Should we always avoid using such devices, or do they have benefits under certain situations? How do we judge whether it is better to be exposed to the original biological pollutants or the chemical pollutants that are formed when we try to remove them? The answers may depend partly on one's point of view, of course. For patients who have undergone surgery and need critically to avoid infection, taking a chemical ‘hit’ for a few days to avoid exposure to biological pathogens could be an acceptably small price to pay. But how about the asthmatic doctor or a nurse with respiratory problems? How do we decide what is best for them? Their exposures in healthcare facilities occur over a much longer period, and consequently, chemical exposures may have a much greater long-term impact on their health.

We have seen such trade-offs before with environmental indoor air quality. Indeed, a major impetus for the whole research field emerged owing to the unanticipated consequences of energy efficiency measures in the 1970s, which led to complaints such as sick building syndrome. Attaining the proper balance for reducing energy use and cost while maintaining high indoor environmental standards remains a major challenge today.

So are there any win–win situations in the balance between controlling airborne biological and chemical pollutants indoors? What measures could we take, other than maintaining adequate ventilation rates that would lower our exposure to both?

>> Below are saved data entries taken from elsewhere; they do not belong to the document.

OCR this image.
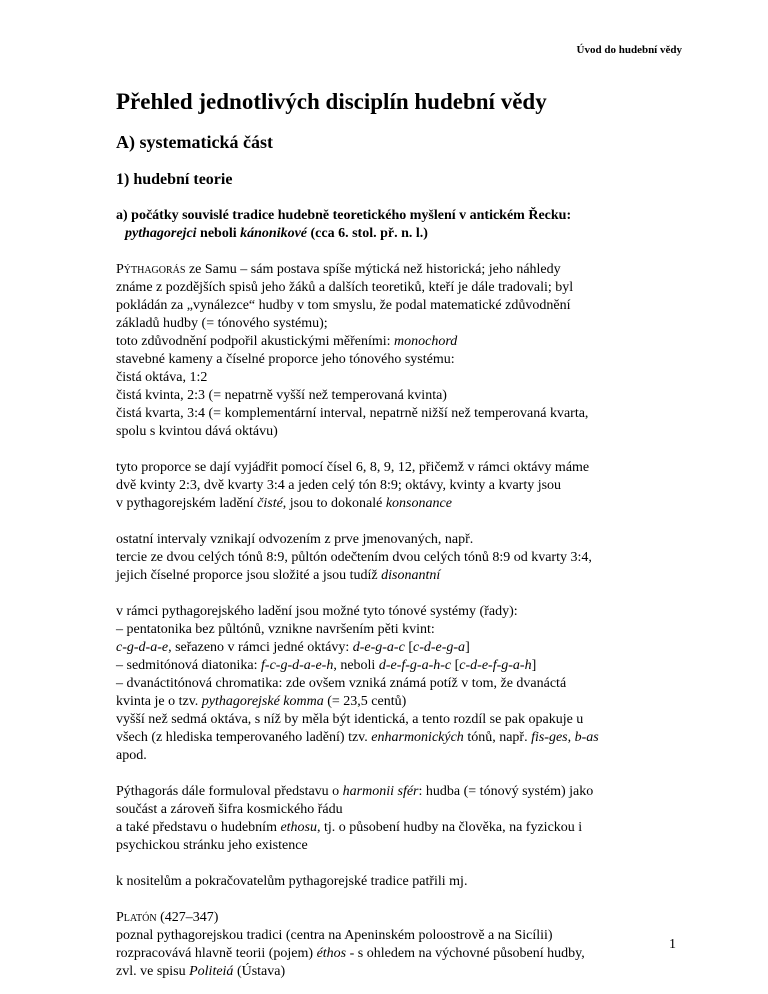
Úvod do hudební vědy
Přehled jednotlivých disciplín hudební vědy
A) systematická část
1) hudební teorie
a) počátky souvislé tradice hudebně teoretického myšlení v antickém Řecku:
pythagorejci neboli kánonikové (cca 6. stol. př. n. l.)

Pýthagorás ze Samu – sám postava spíše mýtická než historická; jeho náhledy

známe z pozdějších spisů jeho žáků a dalších teoretiků, kteří je dále tradovali; byl

pokládán za „vynálezce“ hudby v tom smyslu, že podal matematické zdůvodnění

základů hudby (= tónového systému);

toto zdůvodnění podpořil akustickými měřeními: monochord

stavebné kameny a číselné proporce jeho tónového systému:

čistá oktáva, 1:2

čistá kvinta, 2:3 (= nepatrně vyšší než temperovaná kvinta)

čistá kvarta, 3:4 (= komplementární interval, nepatrně nižší než temperovaná kvarta,

spolu s kvintou dává oktávu)

tyto proporce se dají vyjádřit pomocí čísel 6, 8, 9, 12, přičemž v rámci oktávy máme

dvě kvinty 2:3, dvě kvarty 3:4 a jeden celý tón 8:9; oktávy, kvinty a kvarty jsou

v pythagorejském ladění čisté, jsou to dokonalé konsonance

ostatní intervaly vznikají odvozením z prve jmenovaných, např.

tercie ze dvou celých tónů 8:9, půltón odečtením dvou celých tónů 8:9 od kvarty 3:4,

jejich číselné proporce jsou složité a jsou tudíž disonantní

v rámci pythagorejského ladění jsou možné tyto tónové systémy (řady):

– pentatonika bez půltónů, vznikne navršením pěti kvint:

c-g-d-a-e, seřazeno v rámci jedné oktávy: d-e-g-a-c [c-d-e-g-a]

– sedmitónová diatonika: f-c-g-d-a-e-h, neboli d-e-f-g-a-h-c [c-d-e-f-g-a-h]

– dvanáctitónová chromatika: zde ovšem vzniká známá potíž v tom, že dvanáctá

kvinta je o tzv. pythagorejské komma (= 23,5 centů)

vyšší než sedmá oktáva, s níž by měla být identická, a tento rozdíl se pak opakuje u

všech (z hlediska temperovaného ladění) tzv. enharmonických tónů, např. fis-ges, b-as

apod.

Pýthagorás dále formuloval představu o harmonii sfér: hudba (= tónový systém) jako

součást a zároveň šifra kosmického řádu

a také představu o hudebním ethosu, tj. o působení hudby na člověka, na fyzickou i

psychickou stránku jeho existence

k nositelům a pokračovatelům pythagorejské tradice patřili mj.

Platón (427–347)

poznal pythagorejskou tradici (centra na Apeninském poloostrově a na Sicílii)

rozpracovává hlavně teorii (pojem) éthos - s ohledem na výchovné působení hudby,

zvl. ve spisu Politeiá (Ústava)

1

We could think about both the design of these devices and how and where we use them. For example, filtering out ozone downstream of any air cleaning device using activated carbon is a design option where such devices are installed as part of the building ventilation system. For the specific case of hospitals, we could think carefully about which shifts healthcare workers work. We know that exposures to indoor air chemistry products tend to peak in late afternoon with ambient ozone (Apte et al., 2008). For healthcare workers with pre-existing respiratory conditions, avoiding this time of day by adjusting work shifts may be beneficial to their health. Alternatively, adjusting the use of air cleaning devices to only be used during critical procedures during which large amounts of bioaerosols are likely to be emitted into the air could also reduce the total chemical load.

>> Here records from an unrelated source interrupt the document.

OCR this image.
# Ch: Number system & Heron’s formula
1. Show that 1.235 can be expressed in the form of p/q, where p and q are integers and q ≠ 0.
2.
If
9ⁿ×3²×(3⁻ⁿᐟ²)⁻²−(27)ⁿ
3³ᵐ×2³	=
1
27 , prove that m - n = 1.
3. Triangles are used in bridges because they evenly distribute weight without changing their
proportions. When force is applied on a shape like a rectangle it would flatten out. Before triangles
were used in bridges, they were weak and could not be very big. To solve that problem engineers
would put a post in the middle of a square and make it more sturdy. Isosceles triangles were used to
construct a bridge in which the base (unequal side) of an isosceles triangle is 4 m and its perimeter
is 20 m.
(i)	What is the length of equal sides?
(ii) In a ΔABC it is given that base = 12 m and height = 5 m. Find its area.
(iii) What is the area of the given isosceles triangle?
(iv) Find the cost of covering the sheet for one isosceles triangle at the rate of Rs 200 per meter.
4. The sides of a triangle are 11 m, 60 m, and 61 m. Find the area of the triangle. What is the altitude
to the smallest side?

What is very clear is that there is a substantial need for more research to understand the benefits and application of air cleaning devices, and crucially, this research needs to consider both the biological effects and air chemistry in tandem. Moreover, to enable such devices to be used correctly to improve building environmental performance for occupants and contribute to reducing energy consumption, collaboration with building physics and ventilation expertise is also necessary. Our workshop highlighted the benefits of working across disciplines and enabled different research groups to understand the drivers and approaches in each other's fields. Following our workshop, we made cooperative measurements of a range of biological indicators, ventilation characteristics, and short- and long-lived chemical species in two rooms: We will report these measurements in the near future. Such research allows us to start to understand the relationship between airborne chemical and biological contaminants indoors and whether there are suitable ways of reducing the levels of both.